The Daily Express, a staunchly Eurosceptic paper, has reported that 'Westminster insiders' have claimed that the UK's Work and Pensions Secretary, Ian Duncan Smith, is 'prepared to escalate the row with the Eurocrats'. The paper says that Mr Duncan Smith intends to introduce a requirement that EU citizens must work in the UK and pay income tax and national insurance for 'a significant period' before claiming benefits. The Express claims that this will be between 6 and 12 months.

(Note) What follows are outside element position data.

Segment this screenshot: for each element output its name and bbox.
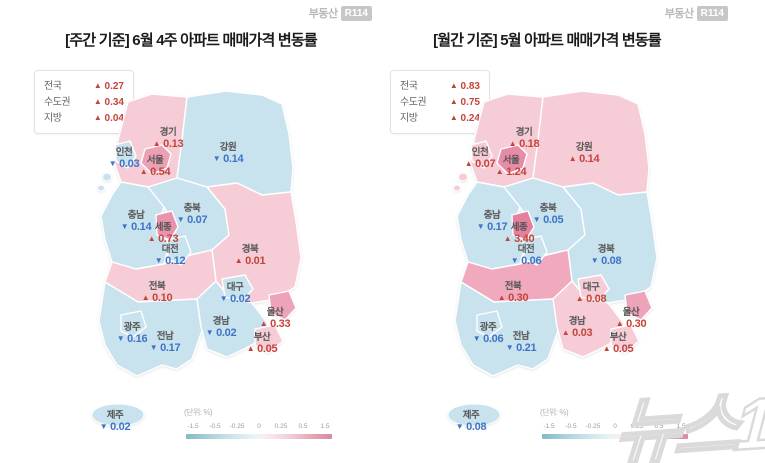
up-triangle-icon: ▲ [93,113,102,122]
page-title-weekly: [주간 기준] 6월 4주 아파트 매매가격 변동률 [65,32,317,49]
korea-map-svg [447,90,658,427]
colorbar-gradient [186,434,332,439]
region-gangwon [176,90,294,196]
region-daegu [577,274,610,302]
colorbar-tick: -1.5 [543,423,555,430]
region-ulsan [624,290,653,321]
region-busan [610,324,640,354]
korea-map-monthly: 경기 ▲ 0.18 강원 ▲ 0.14 인천 ▲ 0.07 서울 ▲ 1.24 충남 ▼ 0.17… [434,88,694,438]
colorbar-tick: 1.5 [320,423,330,430]
region-incheon [458,172,468,182]
region-gangwon [532,90,650,196]
brand-logo-badge: R114 [696,5,728,21]
colorbar-tick: 0 [613,423,617,430]
summary-label: 전국 [400,80,418,92]
summary-label: 수도권 [400,96,427,108]
summary-value: ▲ 0.24 [449,113,480,124]
colorbar-tick: -0.5 [209,423,221,430]
summary-label: 전국 [44,80,62,92]
unit-label: (단위: %) [540,408,569,417]
region-seoul [496,144,528,175]
region-daejeon [166,235,192,266]
region-incheon [453,184,461,192]
brand-logo-text: 부동산 [664,8,694,20]
region-gyeongbuk [206,182,302,304]
colorbar-tick: 1.5 [676,423,686,430]
colorbar-tick: -0.5 [565,423,577,430]
region-jeju [91,403,145,427]
colorbar-gradient [542,434,688,439]
region-ulsan [268,290,297,321]
summary-box-weekly: 전국 ▲ 0.27 수도권 ▲ 0.34 지방 ▲ 0.04 [34,70,134,134]
region-gwangju [120,310,147,338]
region-sejong [155,210,179,241]
page-title-monthly: [월간 기준] 5월 아파트 매매가격 변동률 [433,32,662,49]
summary-label: 지방 [44,112,62,124]
summary-row-provincial: 지방 ▲ 0.24 [400,110,480,126]
unit-label: (단위: %) [184,408,213,417]
summary-value: ▲ 0.27 [93,81,124,92]
up-triangle-icon: ▲ [449,81,458,90]
colorbar-tick: -1.5 [187,423,199,430]
colorbar-ticks: -1.5 -0.5 -0.25 0 0.25 0.5 1.5 [538,423,692,430]
summary-label: 지방 [400,112,418,124]
summary-value: ▲ 0.04 [93,113,124,124]
region-gyeongbuk [562,182,658,304]
up-triangle-icon: ▲ [93,81,102,90]
region-seoul [140,144,172,175]
up-triangle-icon: ▲ [449,113,458,122]
summary-row-national: 전국 ▲ 0.27 [44,78,124,94]
region-incheon [114,140,137,169]
region-jeonnam [98,281,205,377]
colorbar-tick: 0.5 [654,423,664,430]
summary-label: 수도권 [44,96,71,108]
colorbar-tick: 0.25 [630,423,644,430]
region-incheon [102,172,112,182]
colorbar-ticks: -1.5 -0.5 -0.25 0 0.25 0.5 1.5 [182,423,336,430]
up-triangle-icon: ▲ [449,97,458,106]
brand-logo-badge: R114 [340,5,372,21]
region-gwangju [476,310,503,338]
region-sejong [511,210,535,241]
summary-value: ▲ 0.34 [93,97,124,108]
region-daegu [221,274,254,302]
region-busan [254,324,284,354]
brand-logo: 부동산 R114 [665,5,728,21]
panel-weekly: 부동산 R114 [주간 기준] 6월 4주 아파트 매매가격 변동률 전국 ▲… [0,0,382,463]
colorbar-tick: 0.25 [274,423,288,430]
summary-row-metro: 수도권 ▲ 0.75 [400,94,480,110]
colorbar-tick: 0.5 [298,423,308,430]
summary-value: ▲ 0.83 [449,81,480,92]
brand-logo-text: 부동산 [308,8,338,20]
colorbar-tick: -0.25 [229,423,245,430]
korea-map-svg [91,90,302,427]
summary-value: ▲ 0.75 [449,97,480,108]
region-daejeon [522,235,548,266]
colorbar-tick: 0 [257,423,261,430]
news1-watermark-logo: 뉴스1 [611,382,765,463]
colorbar-tick: -0.25 [585,423,601,430]
summary-row-provincial: 지방 ▲ 0.04 [44,110,124,126]
brand-logo: 부동산 R114 [309,5,372,21]
region-jeonnam [454,281,561,377]
up-triangle-icon: ▲ [93,97,102,106]
summary-box-monthly: 전국 ▲ 0.83 수도권 ▲ 0.75 지방 ▲ 0.24 [390,70,490,134]
region-incheon [97,184,105,192]
korea-map-weekly: 경기 ▲ 0.13 강원 ▼ 0.14 인천 ▼ 0.03 서울 ▲ 0.54 충남 ▼ 0.14… [78,88,338,438]
region-jeju [447,403,501,427]
summary-row-metro: 수도권 ▲ 0.34 [44,94,124,110]
summary-row-national: 전국 ▲ 0.83 [400,78,480,94]
region-incheon [470,140,493,169]
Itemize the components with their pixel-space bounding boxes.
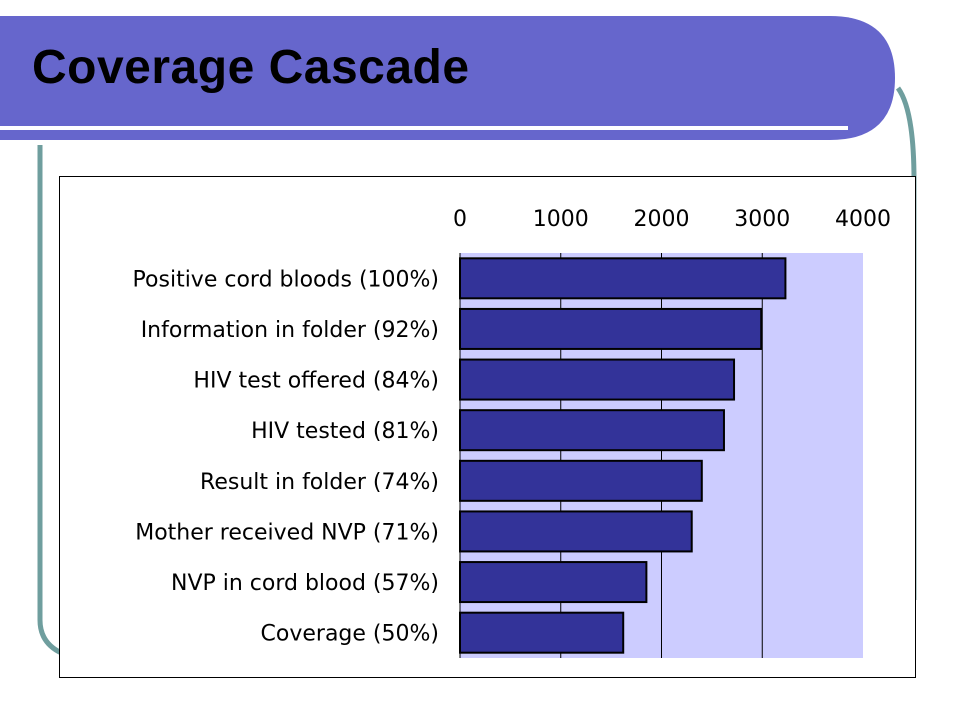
bar: [459, 459, 703, 502]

The UK introduced a 'habitual residence test' in 2004. It requires EU immigrants to show that they are genuinely resident in the UK in order to qualify for UK benefits such as housing allowance. This requirement has not been popular with the European Commission (EC).

UK 'blaming migrants for hardships at the time of economic crisis'

In April, the European Commissioner for Employment criticised the UK government for stirring up unjustified public anger about 'benefit tourists' coming to the UK to claim benefits. Laszlo Andor, accused the UK's Coalition government of 'blaming poor people or migrants for hardships at the time of economic crisis'. He said that this was 'not intelligent politics' and said 'whenever we have asked [the government] for proof about the phenomenon, they have been unable to provide it, despite repeated requests'.

On 30th May 2013, the European Commission announced that it was intending to sue the UK in the European Court of Human Rights over its treatment of EU migrants. The EC issued a statement saying that the UK discriminates against EU citizens by refusing a large proportion of applications for benefits from EU citizens. The EU says that its research shows that 64% of EU citizens who applied for UK benefits between 2009 and 2011. 42,810 applied and 27,400 were refused.

On the same day, Mr Duncan Smith told BBC Radio 4's lunchtime news programme The World at One that the UK needed to protect itself from abuse of its benefits system because, unlike many EU countries, it has a means-tested, rather than a contributory, benefits system. It is therefore possible to receive benefits without having worked. He said 'I will not cave in and I will continue to work on strengthening our benefit system in the meantime to ensure it is not open to abuse by anyone'.

Policy will be seen as discriminatory by European Court

If Mr Duncan-Smith does introduce a requirement that EU citizens should work before they can claim benefits in the UK then, unless he introduces a similar requirement for UK citizens as well, this is bound to be seen as discriminatory by the European Court of Human Rights.

It will also delight Eurosceptic members of the Conservative Party, of which Mr Duncan Smith is a member. One Eurosceptic Conservative, Peter Bone MP, told The Express 'What is being proposed here sounds sensible. Certainly, people in my constituency are fed up with migrants being able to claim benefits without having contributed to the system'. Mr Bone continued 'We need to take back control of our affairs from Europe. Ultimately, that is what will be decided when we finally hold an in-or-out referendum on our EU membership'.